Amyloid is increasingly ceding ground in Alzheimer’s disease R&D to new approaches targeting inflammation, immune processes, neurotransmitters and tau.
In fact, the Alzheimer’s pipeline has never been larger or more varied, according to a new review article, Alzheimer’s Disease Drug Development Pipeline: 2026. Drug developers are now advancing 158 drugs across 192 trials and are increasingly relying on biomarkers to determine which patients to enroll and to gauge outcomes.
Notably, 73% of investigational drugs this year leverage disease-modifying strategies, although a smaller percentage of the pipeline is still focused on symptom management.
While most Alzheimer’s treatments in clinical trials are new, more than a third of the pipeline is made up of repurposed drugs like the diabetes treatment metformin and Bristol Myers Squibb’s schizophrenia therapy Cobenfy.
A diverse pipeline
The amyloid-plaque targeting approach has led to two FDA-approved Alzheimer’s drugs, Kisunla and Leqembi, and is far from dead. But drugs aimed at this toxic protein are on the decline.
Anti-amyloid medications now make up 16% of the pipeline, down from 33% a decade ago. This drop follows years of industry disappointment over drugs that haven’t delivered the game-changing results many researchers hoped for. Still, companies like Roche are attempting to realize their commercial potential with new delivery approaches such as their brain shuttle technology that moves the drugs past the stubborn blood-brain barrier.
Other strategies are now taking a bigger bite of the pipeline. Drugs targeting neurotransmitter receptors now comprise 24% of the 2026 pipeline, and include a number of repurposed drugs such as Cobenfy. Treatments aimed at inflammation or the immune system make up 18% of the pipeline while 9% target tau.
Therapies aimed at reducing inflammation hold promise because the process might be linked to why many with amyloid plaques never develop dementia. But it may be a challenge to tamp down inflammation without triggering serious side effects.
Like amyloid, tau tangles have also been linked to Alzheimer’s, making the protein another top target for drugmakers like Merck & Co., which is testing a phase 2 antibody called MK-2214. Biogen is also in the hunt for a tau-targeting treatment with BIIB080, recently releasing positive phase 2 data that will tee up “registrational development,” the company said.
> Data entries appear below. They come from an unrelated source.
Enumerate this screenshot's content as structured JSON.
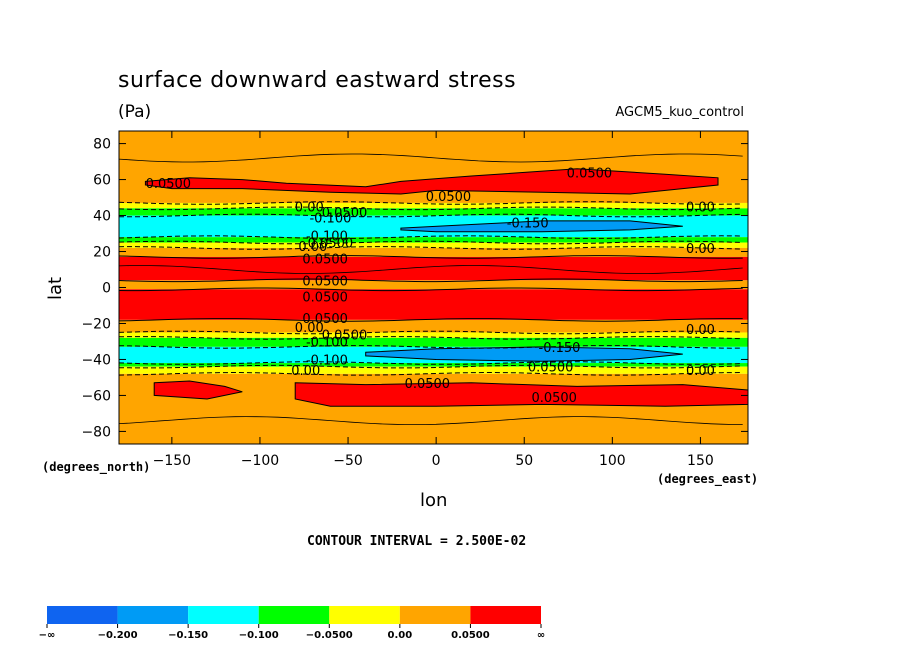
{
  "chart_data": {
    "type": "heatmap",
    "title": "surface downward eastward stress",
    "units": "(Pa)",
    "run_label": "AGCM5_kuo_control",
    "xlabel": "lon",
    "ylabel": "lat",
    "x_units_note": "(degrees_east)",
    "y_units_note": "(degrees_north)",
    "contour_interval": "CONTOUR INTERVAL = 2.500E-02",
    "xlim": [
      -180,
      177
    ],
    "ylim": [
      -87,
      87
    ],
    "x_ticks": [
      -150,
      -100,
      -50,
      0,
      50,
      100,
      150
    ],
    "x_tick_labels": [
      "−150",
      "−100",
      "−50",
      "0",
      "50",
      "100",
      "150"
    ],
    "y_ticks": [
      80,
      60,
      40,
      20,
      0,
      -20,
      -40,
      -60,
      -80
    ],
    "y_tick_labels": [
      "80",
      "60",
      "40",
      "20",
      "0",
      "−20",
      "−40",
      "−60",
      "−80"
    ],
    "bands": [
      {
        "lat_from": 87,
        "lat_to": 47,
        "level": 0.025
      },
      {
        "lat_from": 47,
        "lat_to": 44,
        "level": -0.025
      },
      {
        "lat_from": 44,
        "lat_to": 40,
        "level": -0.075
      },
      {
        "lat_from": 40,
        "lat_to": 28,
        "level": -0.125
      },
      {
        "lat_from": 28,
        "lat_to": 25,
        "level": -0.075
      },
      {
        "lat_from": 25,
        "lat_to": 22,
        "level": -0.025
      },
      {
        "lat_from": 22,
        "lat_to": 17,
        "level": 0.025
      },
      {
        "lat_from": 17,
        "lat_to": 4,
        "level": 0.075
      },
      {
        "lat_from": 4,
        "lat_to": -1,
        "level": 0.025
      },
      {
        "lat_from": -1,
        "lat_to": -18,
        "level": 0.075
      },
      {
        "lat_from": -18,
        "lat_to": -25,
        "level": 0.025
      },
      {
        "lat_from": -25,
        "lat_to": -28,
        "level": -0.025
      },
      {
        "lat_from": -28,
        "lat_to": -33,
        "level": -0.075
      },
      {
        "lat_from": -33,
        "lat_to": -42,
        "level": -0.125
      },
      {
        "lat_from": -42,
        "lat_to": -44,
        "level": -0.075
      },
      {
        "lat_from": -44,
        "lat_to": -48,
        "level": -0.025
      },
      {
        "lat_from": -48,
        "lat_to": -87,
        "level": 0.025
      }
    ],
    "patches": [
      {
        "level": 0.075,
        "lon": [
          -165,
          -140,
          -110,
          -85,
          -40,
          -20,
          20,
          80,
          130,
          160,
          160,
          110,
          60,
          0,
          -20,
          -60,
          -110,
          -150,
          -165
        ],
        "lat": [
          59,
          61,
          60,
          58,
          56,
          59,
          62,
          66,
          63,
          61,
          57,
          52,
          53,
          54,
          52,
          53,
          55,
          55,
          57
        ]
      },
      {
        "level": 0.075,
        "lon": [
          -160,
          -140,
          -120,
          -110,
          -130,
          -160
        ],
        "lat": [
          -53,
          -52,
          -55,
          -58,
          -62,
          -60
        ]
      },
      {
        "level": 0.075,
        "lon": [
          -80,
          -40,
          20,
          80,
          140,
          177,
          177,
          130,
          60,
          0,
          -60,
          -80
        ],
        "lat": [
          -53,
          -54,
          -53,
          -55,
          -54,
          -57,
          -65,
          -66,
          -65,
          -66,
          -66,
          -62
        ]
      },
      {
        "level": -0.175,
        "lon": [
          -20,
          20,
          60,
          110,
          140,
          110,
          60,
          0,
          -20
        ],
        "lat": [
          33,
          35,
          37,
          37,
          34,
          32,
          31,
          31,
          32
        ]
      },
      {
        "level": -0.175,
        "lon": [
          -40,
          0,
          60,
          110,
          140,
          110,
          60,
          0,
          -40
        ],
        "lat": [
          -36,
          -34,
          -33,
          -34,
          -37,
          -40,
          -41,
          -40,
          -38
        ]
      }
    ],
    "contour_labels": [
      {
        "text": "0.0500",
        "lon": -152,
        "lat": 58
      },
      {
        "text": "0.0500",
        "lon": 87,
        "lat": 64
      },
      {
        "text": "0.0500",
        "lon": 7,
        "lat": 51
      },
      {
        "text": "0.00",
        "lon": -72,
        "lat": 45
      },
      {
        "text": "0.0500",
        "lon": -52,
        "lat": 42
      },
      {
        "text": "-0.100",
        "lon": -60,
        "lat": 39
      },
      {
        "text": "0.00",
        "lon": 150,
        "lat": 45
      },
      {
        "text": "-0.150",
        "lon": 52,
        "lat": 36
      },
      {
        "text": "-0.100",
        "lon": -62,
        "lat": 29
      },
      {
        "text": "0.0500",
        "lon": -60,
        "lat": 25
      },
      {
        "text": "0.00",
        "lon": -70,
        "lat": 23
      },
      {
        "text": "0.00",
        "lon": 150,
        "lat": 22
      },
      {
        "text": "0.0500",
        "lon": -63,
        "lat": 16
      },
      {
        "text": "0.0500",
        "lon": -63,
        "lat": 4
      },
      {
        "text": "0.0500",
        "lon": -63,
        "lat": -5
      },
      {
        "text": "0.0500",
        "lon": -63,
        "lat": -17
      },
      {
        "text": "0.00",
        "lon": -72,
        "lat": -22
      },
      {
        "text": "0.0500",
        "lon": -52,
        "lat": -26
      },
      {
        "text": "-0.100",
        "lon": -62,
        "lat": -30
      },
      {
        "text": "0.00",
        "lon": 150,
        "lat": -23
      },
      {
        "text": "-0.150",
        "lon": 70,
        "lat": -33
      },
      {
        "text": "-0.100",
        "lon": -62,
        "lat": -40
      },
      {
        "text": "0.0500",
        "lon": 65,
        "lat": -44
      },
      {
        "text": "0.00",
        "lon": -74,
        "lat": -46
      },
      {
        "text": "0.00",
        "lon": 150,
        "lat": -46
      },
      {
        "text": "0.0500",
        "lon": -5,
        "lat": -53
      },
      {
        "text": "0.0500",
        "lon": 67,
        "lat": -61
      }
    ],
    "colorbar": {
      "levels": [
        "−∞",
        "−0.200",
        "−0.150",
        "−0.100",
        "−0.0500",
        "0.00",
        "0.0500",
        "∞"
      ],
      "colors": [
        "#0f64f0",
        "#009bf5",
        "#00ffff",
        "#00ff00",
        "#ffff00",
        "#ffa500",
        "#ff0000"
      ]
    }
  }
}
Other companies are taking a multi-mechanism approach, including AriBio Co, which has an investigational disease modifying small molecule, AR1001, that targets neuroinflammation and tau pathology. The company recently optioned the drug to Shanghai Fosun Pharmaceutical Group.
The rise of biomarkers
Instead of the old symptom-based playbook, Alzheimer’s researchers are increasingly using biomarkers to find patients and track their progress. More than half of ongoing trials use a biomarker to guide patient enrollment, and 27% use one as a primary outcome measure, according to the report.
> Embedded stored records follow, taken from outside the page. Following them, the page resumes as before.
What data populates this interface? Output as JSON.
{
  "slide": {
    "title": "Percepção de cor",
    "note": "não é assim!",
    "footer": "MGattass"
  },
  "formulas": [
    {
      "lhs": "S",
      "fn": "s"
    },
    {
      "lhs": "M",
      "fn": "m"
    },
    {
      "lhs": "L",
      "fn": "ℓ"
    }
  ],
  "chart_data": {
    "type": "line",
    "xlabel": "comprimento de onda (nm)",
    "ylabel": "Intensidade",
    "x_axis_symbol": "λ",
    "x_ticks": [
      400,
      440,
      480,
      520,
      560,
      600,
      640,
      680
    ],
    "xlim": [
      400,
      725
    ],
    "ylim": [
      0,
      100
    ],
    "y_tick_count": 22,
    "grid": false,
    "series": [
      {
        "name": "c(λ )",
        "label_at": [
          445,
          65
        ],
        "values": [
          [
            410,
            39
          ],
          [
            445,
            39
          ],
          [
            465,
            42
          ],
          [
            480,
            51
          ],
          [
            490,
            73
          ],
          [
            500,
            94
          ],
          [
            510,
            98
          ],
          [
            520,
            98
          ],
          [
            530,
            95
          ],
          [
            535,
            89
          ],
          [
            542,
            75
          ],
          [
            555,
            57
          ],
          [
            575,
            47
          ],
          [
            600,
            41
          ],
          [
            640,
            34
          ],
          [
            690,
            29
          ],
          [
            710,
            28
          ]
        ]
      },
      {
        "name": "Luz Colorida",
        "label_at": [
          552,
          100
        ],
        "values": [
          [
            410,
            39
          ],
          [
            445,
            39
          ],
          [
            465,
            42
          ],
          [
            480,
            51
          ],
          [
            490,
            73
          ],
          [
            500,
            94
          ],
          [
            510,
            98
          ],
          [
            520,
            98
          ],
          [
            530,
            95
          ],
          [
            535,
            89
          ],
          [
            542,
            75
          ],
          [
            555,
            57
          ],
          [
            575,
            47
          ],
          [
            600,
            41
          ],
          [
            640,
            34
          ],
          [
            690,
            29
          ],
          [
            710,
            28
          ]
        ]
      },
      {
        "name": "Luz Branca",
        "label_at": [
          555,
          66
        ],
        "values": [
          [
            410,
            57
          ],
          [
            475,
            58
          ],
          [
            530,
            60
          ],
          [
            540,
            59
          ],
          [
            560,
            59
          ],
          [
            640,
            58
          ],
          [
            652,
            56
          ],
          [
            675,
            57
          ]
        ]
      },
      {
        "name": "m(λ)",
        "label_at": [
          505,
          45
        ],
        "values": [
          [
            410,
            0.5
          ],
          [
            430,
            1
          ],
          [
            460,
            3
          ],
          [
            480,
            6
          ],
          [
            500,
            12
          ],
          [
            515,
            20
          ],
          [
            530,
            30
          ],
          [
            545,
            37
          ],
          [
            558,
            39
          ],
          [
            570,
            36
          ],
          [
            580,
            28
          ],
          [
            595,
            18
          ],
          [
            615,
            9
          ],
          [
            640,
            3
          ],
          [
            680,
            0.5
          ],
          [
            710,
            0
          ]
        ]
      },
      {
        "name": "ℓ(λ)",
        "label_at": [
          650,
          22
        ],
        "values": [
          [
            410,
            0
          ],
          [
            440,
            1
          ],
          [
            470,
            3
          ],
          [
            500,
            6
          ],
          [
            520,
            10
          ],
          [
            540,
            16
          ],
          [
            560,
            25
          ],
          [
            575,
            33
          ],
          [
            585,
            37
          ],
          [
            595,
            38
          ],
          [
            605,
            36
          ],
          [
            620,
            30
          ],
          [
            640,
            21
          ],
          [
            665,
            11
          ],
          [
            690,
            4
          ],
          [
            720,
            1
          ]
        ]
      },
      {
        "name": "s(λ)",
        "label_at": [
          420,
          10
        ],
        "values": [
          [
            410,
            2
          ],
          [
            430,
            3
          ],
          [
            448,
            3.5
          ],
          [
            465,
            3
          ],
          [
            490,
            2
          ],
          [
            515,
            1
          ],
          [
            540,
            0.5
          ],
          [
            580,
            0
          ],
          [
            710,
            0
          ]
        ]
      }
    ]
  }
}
This year could prove pivotal in determining the trajectory of several approaches. Aria’s phase 3 for AR1001 is among the trials concluding this year alongside several studies of repurposed symptom-addressing drugs, including Cobenfy for Alzheimer’s psychosis and metformin.
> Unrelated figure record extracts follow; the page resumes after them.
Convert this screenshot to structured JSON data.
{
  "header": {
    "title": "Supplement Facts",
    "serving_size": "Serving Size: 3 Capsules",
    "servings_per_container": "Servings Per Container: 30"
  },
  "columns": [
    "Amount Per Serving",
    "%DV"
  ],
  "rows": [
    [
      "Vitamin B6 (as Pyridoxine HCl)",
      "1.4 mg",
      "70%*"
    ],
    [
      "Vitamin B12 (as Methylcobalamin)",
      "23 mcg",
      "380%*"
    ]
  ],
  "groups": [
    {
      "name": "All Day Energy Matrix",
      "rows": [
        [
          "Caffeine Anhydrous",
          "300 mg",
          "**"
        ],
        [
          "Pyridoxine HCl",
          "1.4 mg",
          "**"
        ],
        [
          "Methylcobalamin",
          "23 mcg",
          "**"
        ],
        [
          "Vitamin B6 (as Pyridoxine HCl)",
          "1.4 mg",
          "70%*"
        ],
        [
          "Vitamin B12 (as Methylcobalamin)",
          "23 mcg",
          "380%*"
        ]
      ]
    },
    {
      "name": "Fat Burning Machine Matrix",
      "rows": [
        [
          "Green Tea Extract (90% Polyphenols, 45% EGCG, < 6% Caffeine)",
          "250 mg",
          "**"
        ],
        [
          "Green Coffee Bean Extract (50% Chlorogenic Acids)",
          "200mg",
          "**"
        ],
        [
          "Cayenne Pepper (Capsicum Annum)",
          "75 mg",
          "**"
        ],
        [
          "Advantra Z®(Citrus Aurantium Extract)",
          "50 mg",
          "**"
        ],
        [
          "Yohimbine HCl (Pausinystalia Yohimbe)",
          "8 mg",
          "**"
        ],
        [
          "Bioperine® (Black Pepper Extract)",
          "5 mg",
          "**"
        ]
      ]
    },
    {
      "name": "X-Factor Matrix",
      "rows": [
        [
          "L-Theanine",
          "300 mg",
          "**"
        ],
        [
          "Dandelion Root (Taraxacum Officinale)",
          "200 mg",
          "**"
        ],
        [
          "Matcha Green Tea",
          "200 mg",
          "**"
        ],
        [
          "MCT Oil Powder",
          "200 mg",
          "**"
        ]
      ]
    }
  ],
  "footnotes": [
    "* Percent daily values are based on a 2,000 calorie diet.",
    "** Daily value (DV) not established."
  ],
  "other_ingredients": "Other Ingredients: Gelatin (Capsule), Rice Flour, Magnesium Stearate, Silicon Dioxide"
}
The gaps that still exist in Alzheimer’s treatment remain significant.
“While the current FDA-approved treatments for early Alzheimer’s are a game-changing breakthrough, there is still a great unmet need for drug development to address the needs of the growing population of individuals with Alzheimer’s in all communities and across all stages of the disease,” Maria Carrillo, chief science officer and medical affairs lead at Alzheimer’s Association, said in a written release.